SpaceX's Starman mannequin took us on a trip down memory lane by blasting off in the Tesla Roadster to the music of David Bowie. Now, NASA is making its own trip back in time, to its space race days, by reviving a once-scrapped idea for an atomic rocket.
Partnering with American power generation company BWXT Nuclear Energy Inc., NASA is dusting off its previously-shelved idea to build nuclear-powered rockets. First conceived under the agency's NERVA project, these "atomic rockets" were popular during the Cold War era, when nuclear power seemed like the solution for most of the world's problems.
Unlike today's rockets that take to the sky by burning huge amounts of fuel, atomic rockets rely on nuclear fission, or splitting — typically uranium — atoms' nuclei to generate energy. These atomic rockets have a reactor that heats up propellants like liquid hydrogen, which expand through a nozzle in order to propel the rocket to space.
While nuclear power could be more efficient, the idea fizzled out in the 1970s thanks to the potential risks, like radiation exposure. Not to mention, the uranium necessary for nuclear fission wasn't easy to come by, and the temperatures necessary for the nuclear reaction were absurdly high (around 2,727 degrees Celsius or 4,940 degrees Fahrenheit).
A Revolutionary Revival
Reviving the atomic rocket project is part of NASA's aptly-named Game Changing Development Program, which supports space technologies that could solve current issues with entirely new approaches — approaches like nuclear thermal propulsion (NTP).
"As we push out into the solar system, nuclear propulsion may offer the only truly viable technology option to extend human reach to the surface of Mars and to worlds beyond," Sonny Mitchell, Nuclear Thermal Propulsion project manager at NASA's Space-Flight Center, said in a press statement that announced the agency's collaboration with BWXT last year. "We're excited to be working on technologies that could open up deep space for human exploration."
Indeed, NASA thinks atomic rockets and nuclear propulsion spacecraft are crucial for their plans to get to Mars. That's because, out of all possible propulsion systems, NTP provides the fastest trip time, the agency states.
An atomic rocket's reactor also "doubles the efficiency at which the rocket uses fuel, allowing for a “drastically smaller” craft and shorter transit time," Stephen Heister, a professor at Purdue University’s School of Aeronautics and Astronautics, told Bloomberg.
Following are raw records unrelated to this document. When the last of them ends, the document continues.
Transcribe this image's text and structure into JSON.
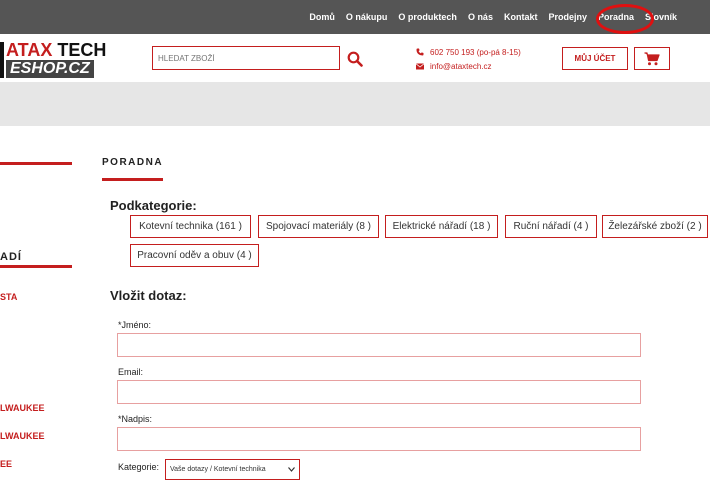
{
  "topnav": {
    "items": [
      "Domů",
      "O nákupu",
      "O produktech",
      "O nás",
      "Kontakt",
      "Prodejny",
      "Poradna",
      "Slovník"
    ]
  },
  "logo": {
    "line1_a": "ATAX",
    "line1_b": "TECH",
    "line2": "ESHOP.CZ"
  },
  "search": {
    "placeholder": "HLEDAT ZBOŽÍ"
  },
  "contact": {
    "phone": "602 750 193 (po-pá 8-15)",
    "email": "info@ataxtech.cz"
  },
  "account": {
    "label": "MŮJ ÚČET"
  },
  "sidebar": {
    "heading": "ADÍ",
    "items": [
      "STA",
      "LWAUKEE",
      "LWAUKEE",
      "EE"
    ]
  },
  "main": {
    "title": "PORADNA",
    "subcategory_label": "Podkategorie:",
    "subcategories": [
      "Kotevní technika (161 )",
      "Spojovací materiály (8 )",
      "Elektrické nářadí (18 )",
      "Ruční nářadí (4 )",
      "Železářské zboží (2 )",
      "Pracovní oděv a obuv (4 )"
    ],
    "ask_label": "Vložit dotaz:",
    "form": {
      "name_label": "*Jméno:",
      "email_label": "Email:",
      "subject_label": "*Nadpis:",
      "category_label": "Kategorie:",
      "category_value": "Vaše dotazy / Kotevní technika"
    }
  },
  "colors": {
    "accent": "#c41e1e",
    "topbar": "#555555",
    "banner": "#e6e6e6"
  }
}
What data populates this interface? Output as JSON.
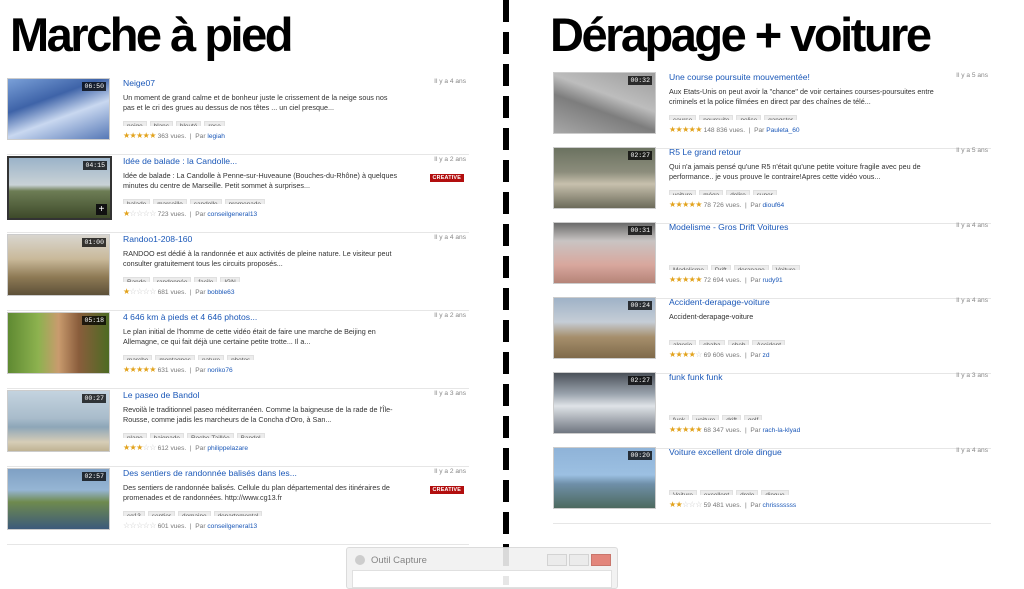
{
  "headings": {
    "left": "Marche à pied",
    "right": "Dérapage + voiture"
  },
  "colors": {
    "link": "#1b58b8",
    "star": "#e2a21b",
    "creative_badge": "#b20e0e"
  },
  "by_prefix": "Par",
  "views_suffix": "vues",
  "left_results": [
    {
      "title": "Neige07",
      "duration": "06:50",
      "age": "Il y a 4 ans",
      "description": "Un moment de grand calme et de bonheur juste le crissement de la neige sous nos pas et le cri des grues au dessus de nos têtes ... un ciel presque...",
      "tags": [
        "neige",
        "blanc",
        "bleuté",
        "rose"
      ],
      "rating": 5,
      "views": "363",
      "author": "legiah",
      "creative": false,
      "selected": false,
      "thumb_icon": "snow-scene-thumbnail"
    },
    {
      "title": "Idée de balade : la Candolle...",
      "duration": "04:15",
      "age": "Il y a 2 ans",
      "description": "Idée de balade : La Candolle à Penne-sur-Huveaune (Bouches-du-Rhône) à quelques minutes du centre de Marseille. Petit sommet à surprises...",
      "tags": [
        "balade",
        "marseille",
        "candolle",
        "promenade"
      ],
      "rating": 1,
      "views": "723",
      "author": "conseilgeneral13",
      "creative": true,
      "creative_label": "CREATIVE",
      "selected": true,
      "thumb_icon": "hillside-thumbnail"
    },
    {
      "title": "Randoo1-208-160",
      "duration": "01:00",
      "age": "Il y a 4 ans",
      "description": "RANDOO est dédié à la randonnée et aux activités de pleine nature. Le visiteur peut consulter gratuitement tous les circuits proposés...",
      "tags": [
        "Rando",
        "randonnée",
        "facile",
        "IGN"
      ],
      "rating": 1,
      "views": "681",
      "author": "bobble63",
      "creative": false,
      "selected": false,
      "thumb_icon": "hiker-thumbnail"
    },
    {
      "title": "4 646 km à pieds et 4 646 photos...",
      "duration": "05:18",
      "age": "Il y a 2 ans",
      "description": "Le plan initial de l'homme de cette vidéo était de faire une marche de Beijing en Allemagne, ce qui fait déjà une certaine petite trotte... Il a...",
      "tags": [
        "marche",
        "montagnes",
        "nature",
        "photos"
      ],
      "rating": 5,
      "views": "631",
      "author": "noriko76",
      "creative": false,
      "selected": false,
      "thumb_icon": "bearded-man-thumbnail"
    },
    {
      "title": "Le paseo de Bandol",
      "duration": "00:27",
      "age": "Il y a 3 ans",
      "description": "Revoilà le traditionnel paseo méditerranéen. Comme la baigneuse de la rade de l'Île-Rousse, comme jadis les marcheurs de la Concha d'Oro, à San...",
      "tags": [
        "plage",
        "baignade",
        "Roche-Taillée",
        "Bandol"
      ],
      "rating": 3,
      "views": "612",
      "author": "philippelazare",
      "creative": false,
      "selected": false,
      "thumb_icon": "beach-thumbnail"
    },
    {
      "title": "Des sentiers de randonnée balisés dans les...",
      "duration": "02:57",
      "age": "Il y a 2 ans",
      "description": "Des sentiers de randonnée balisés. Cellule du plan départemental des itinéraires de promenades et de randonnées. http://www.cg13.fr",
      "tags": [
        "cg13",
        "sentier",
        "domaine",
        "departemental"
      ],
      "rating": 0,
      "views": "601",
      "author": "conseilgeneral13",
      "creative": true,
      "creative_label": "CREATIVE",
      "selected": false,
      "thumb_icon": "man-interview-thumbnail"
    }
  ],
  "right_results": [
    {
      "title": "Une course poursuite mouvementée!",
      "duration": "00:32",
      "age": "Il y a 5 ans",
      "description": "Aux Etats-Unis on peut avoir la \"chance\" de voir certaines courses-poursuites entre criminels et la police filmées en direct par des chaînes de télé...",
      "tags": [
        "course",
        "poursuite",
        "police",
        "gangster"
      ],
      "rating": 5,
      "views": "148 836",
      "author": "Pauleta_60",
      "creative": false,
      "selected": false,
      "thumb_icon": "highway-thumbnail"
    },
    {
      "title": "R5 Le grand retour",
      "duration": "02:27",
      "age": "Il y a 5 ans",
      "description": "Qui n'a jamais pensé qu'une R5 n'était qu'une petite voiture fragile avec peu de performance.. je vous prouve le contraire!Apres cette vidéo vous...",
      "tags": [
        "voiture",
        "méga",
        "delire",
        "super"
      ],
      "rating": 5,
      "views": "78 726",
      "author": "diouf64",
      "creative": false,
      "selected": false,
      "thumb_icon": "forest-track-thumbnail"
    },
    {
      "title": "Modelisme - Gros Drift Voitures",
      "duration": "00:31",
      "age": "Il y a 4 ans",
      "description": "",
      "tags": [
        "Modelisme",
        "Drift",
        "derapage",
        "Voiture"
      ],
      "rating": 5,
      "views": "72 694",
      "author": "rudy91",
      "creative": false,
      "selected": false,
      "thumb_icon": "rc-car-thumbnail"
    },
    {
      "title": "Accident-derapage-voiture",
      "duration": "00:24",
      "age": "Il y a 4 ans",
      "description": "Accident-derapage-voiture",
      "tags": [
        "algerie",
        "chaba",
        "cheb",
        "Accident"
      ],
      "rating": 4,
      "views": "69 606",
      "author": "zd",
      "creative": false,
      "selected": false,
      "thumb_icon": "crash-thumbnail"
    },
    {
      "title": "funk funk funk",
      "duration": "02:27",
      "age": "Il y a 3 ans",
      "description": "",
      "tags": [
        "funk",
        "voiture",
        "drift",
        "golf"
      ],
      "rating": 5,
      "views": "68 347",
      "author": "rach-la-klyad",
      "creative": false,
      "selected": false,
      "thumb_icon": "smoke-drift-thumbnail"
    },
    {
      "title": "Voiture excellent drole dingue",
      "duration": "00:20",
      "age": "Il y a 4 ans",
      "description": "",
      "tags": [
        "Voiture",
        "excellent",
        "drole",
        "dingue"
      ],
      "rating": 2,
      "views": "59 481",
      "author": "chrisssssss",
      "creative": false,
      "selected": false,
      "thumb_icon": "lake-thumbnail"
    }
  ],
  "capture_window": {
    "title": "Outil Capture"
  }
}
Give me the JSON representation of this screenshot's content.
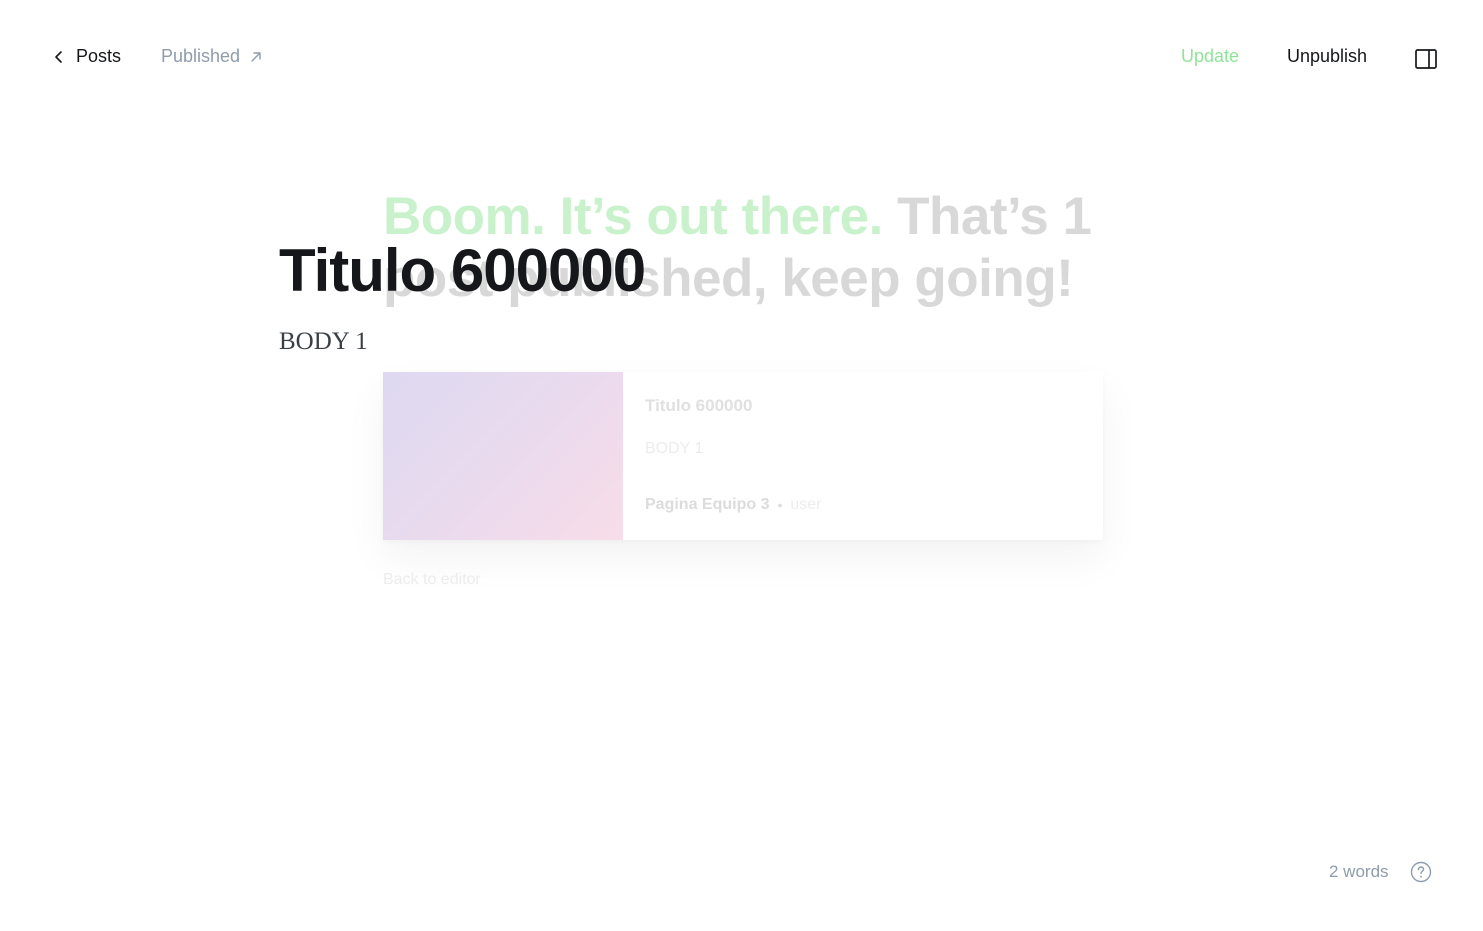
{
  "topbar": {
    "back_label": "Posts",
    "status_label": "Published",
    "update_label": "Update",
    "unpublish_label": "Unpublish"
  },
  "editor": {
    "title": "Titulo 600000",
    "body": "BODY 1"
  },
  "celebration": {
    "headline_accent": "Boom. It’s out there.",
    "headline_rest": "That’s 1 post published, keep going!",
    "card": {
      "title": "Titulo 600000",
      "excerpt": "BODY 1",
      "site": "Pagina Equipo 3",
      "separator": "•",
      "author": "user"
    },
    "back_to_editor": "Back to editor"
  },
  "footer": {
    "word_count": "2 words"
  },
  "icons": {
    "back": "chevron-left-icon",
    "external": "arrow-up-right-icon",
    "sidebar": "sidebar-panel-icon",
    "help": "question-circle-icon"
  },
  "colors": {
    "accent_green": "#30cf43",
    "text": "#15171a",
    "muted": "#8e9cac"
  }
}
In order to get NTP to work, BWXT plans on adopting and testing NASA's designs for using a low-enriched uranium (LEU) for atomic rockets. Not only is LEU safer than highly-enriched fuel like uranium 235, but it's easier to get a hold of.
Driving down the cost of sending missions to Mars — with rockets like these that could utilize fuel more efficiently — would help humanity realize its dreams of stepping foot on the Red Planet. And NASA seems convinced that it's necessary to explore every possible avenue to get there sooner.
Certainly SpaceX has cut down the costs of space missions thanks to their reusable rocket technology. But that cost still remains high, and companies in the industry want to cut it down even further. So it's in the space exploration community's best interest to put as many fuel and rocket options as possible on the table. Who knows, maybe combining reusable rocket technology with nuclear thermal propulsion could get the job done.